McGilvery spent three years in Charlottesville before moving to Burlington, Vermont, in 2011 to take a job as an anchor, reporter, and talk show host at WCAX-TV (CBS3). He anchored the nighttime broadcast there with co-anchor Jennifer Costa, FCRH ’06, and on the daily afternoon talk show he hosted, he covered “everything from politics to sports to cooking to entertainment,” he said.

Then, in 2017, he began his current role at FOX61, where he anchors the news desk from 4 to 6 a.m. He is now back in the station’s studio for that early morning shift after eight months of anchoring from his living room during the height of the COVID-19 pandemic. From 6 to 11 a.m., he does field reporting, traveling around Connecticut to tell what he calls the “good news stories of the people who live in our region.” And although he also covers more hard news events like President Biden speaking at the U.S. Coast Guard Academy’s commencement this past May, McGilvery says it is the everyday stories of people doing good that he relishes more than anything.

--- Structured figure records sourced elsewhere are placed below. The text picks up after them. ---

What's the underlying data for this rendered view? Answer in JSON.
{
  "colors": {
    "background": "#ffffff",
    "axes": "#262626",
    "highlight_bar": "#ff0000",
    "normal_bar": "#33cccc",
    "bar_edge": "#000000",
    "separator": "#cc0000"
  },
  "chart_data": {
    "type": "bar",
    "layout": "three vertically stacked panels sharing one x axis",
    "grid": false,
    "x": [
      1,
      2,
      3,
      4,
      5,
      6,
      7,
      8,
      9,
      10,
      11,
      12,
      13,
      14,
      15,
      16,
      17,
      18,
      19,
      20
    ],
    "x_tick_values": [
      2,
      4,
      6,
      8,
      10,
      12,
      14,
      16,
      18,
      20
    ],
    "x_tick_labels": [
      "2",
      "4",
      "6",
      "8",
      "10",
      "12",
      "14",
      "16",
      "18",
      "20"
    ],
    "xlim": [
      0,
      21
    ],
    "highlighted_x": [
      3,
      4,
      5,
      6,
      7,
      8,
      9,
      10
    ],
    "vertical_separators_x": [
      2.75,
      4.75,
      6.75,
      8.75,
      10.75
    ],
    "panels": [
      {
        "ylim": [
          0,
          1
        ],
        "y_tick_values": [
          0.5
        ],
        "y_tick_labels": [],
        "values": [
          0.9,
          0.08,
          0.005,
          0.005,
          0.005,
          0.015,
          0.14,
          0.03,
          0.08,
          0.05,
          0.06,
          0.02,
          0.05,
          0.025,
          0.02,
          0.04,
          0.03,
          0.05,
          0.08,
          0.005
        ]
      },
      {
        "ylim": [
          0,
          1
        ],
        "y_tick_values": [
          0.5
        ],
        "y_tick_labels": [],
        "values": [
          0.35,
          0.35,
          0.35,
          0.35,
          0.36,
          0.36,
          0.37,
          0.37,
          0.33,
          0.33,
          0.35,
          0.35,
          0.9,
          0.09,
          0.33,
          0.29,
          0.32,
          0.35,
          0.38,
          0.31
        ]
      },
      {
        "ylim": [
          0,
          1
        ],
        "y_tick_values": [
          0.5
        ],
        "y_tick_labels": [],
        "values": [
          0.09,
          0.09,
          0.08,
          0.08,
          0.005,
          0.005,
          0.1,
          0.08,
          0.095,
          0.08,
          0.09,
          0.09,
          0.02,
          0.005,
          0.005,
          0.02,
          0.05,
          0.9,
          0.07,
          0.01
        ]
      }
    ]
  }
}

“Everyday people have extraordinary stories,” he says. “I have the privilege of an incredible platform to share really interesting people and innovative ideas and folks who may not otherwise get that exposure.”

McGilvery credits Fordham with helping to shape him both professionally and personally, noting that he is still close friends with many of his classmates and that he brings his school spirit to work, asking his co-anchors to wear maroon with him on Fordham Giving Day.

“There are few experiences in my life that rival my four years on campus, and I know the richness it has brought to my life, to my friendships, to who I am today,” he says. “And I feel privileged to share a little bit of that with other people.”

What are you most passionate about?
I love to try new things, and I’ll do just about anything once. I [recently]flew in a Chinook helicopter and trained with the Connecticut National Guard. Other weeks, it’s anything from aerial yoga and rock climbing to lacing up with Disney on Ice. I also do a lot of volunteer work with the Down Syndrome Association of Connecticut and got the chance to sponsor an assistance dog named Morrissey through the nonprofit NEADS World Class Service Dogs.

What’s the best piece of advice you’ve ever received?
My dad told me that people are lucky to have one positive experience with someone else during the course of the day, and why not be that person? My mom taught me not to sell myself short and that a handwritten thank-you note still means a lot.

McGilvery with Morrissey, the service dog he sponsored.

McGilvery with Morrissey, the service dog he sponsored.

What’s your favorite place in New York City? In the world?
I made some of my best friends in Hughes Hall and never missed an opportunity to recruit new Ram fans on Eddies Parade. I also studied abroad while at Fordham and loved the Great Wall of China and going on safari in Tanzania.

Name a book that has had a lasting influence on you.
Right now, I’m reading Fraternity by Diane Brady. It looks at the bold leadership of a Jesuit priest who worked to bring a group of young Black men to the College of the Holy Cross following MLK’s death in the 1960s.

Who is the Fordham grad or professor you admire most?
Dennis Ahern, FCRH ’67, assistant principal for professional development and supervision at Fordham Prep. I met Mr. Ahern while I was at Fordham with his two children, Kevin, FCRH ’05, and Caitlin FCRH ’08. For almost 50 years, Mr. Ahern has mentored generations of young people in the traditions of Jesuit education. He inspires people to be curious and kind. He’s a man for others, and his humble leadership has helped countless students lead lives committed to doing good. He reminds us all that character counts.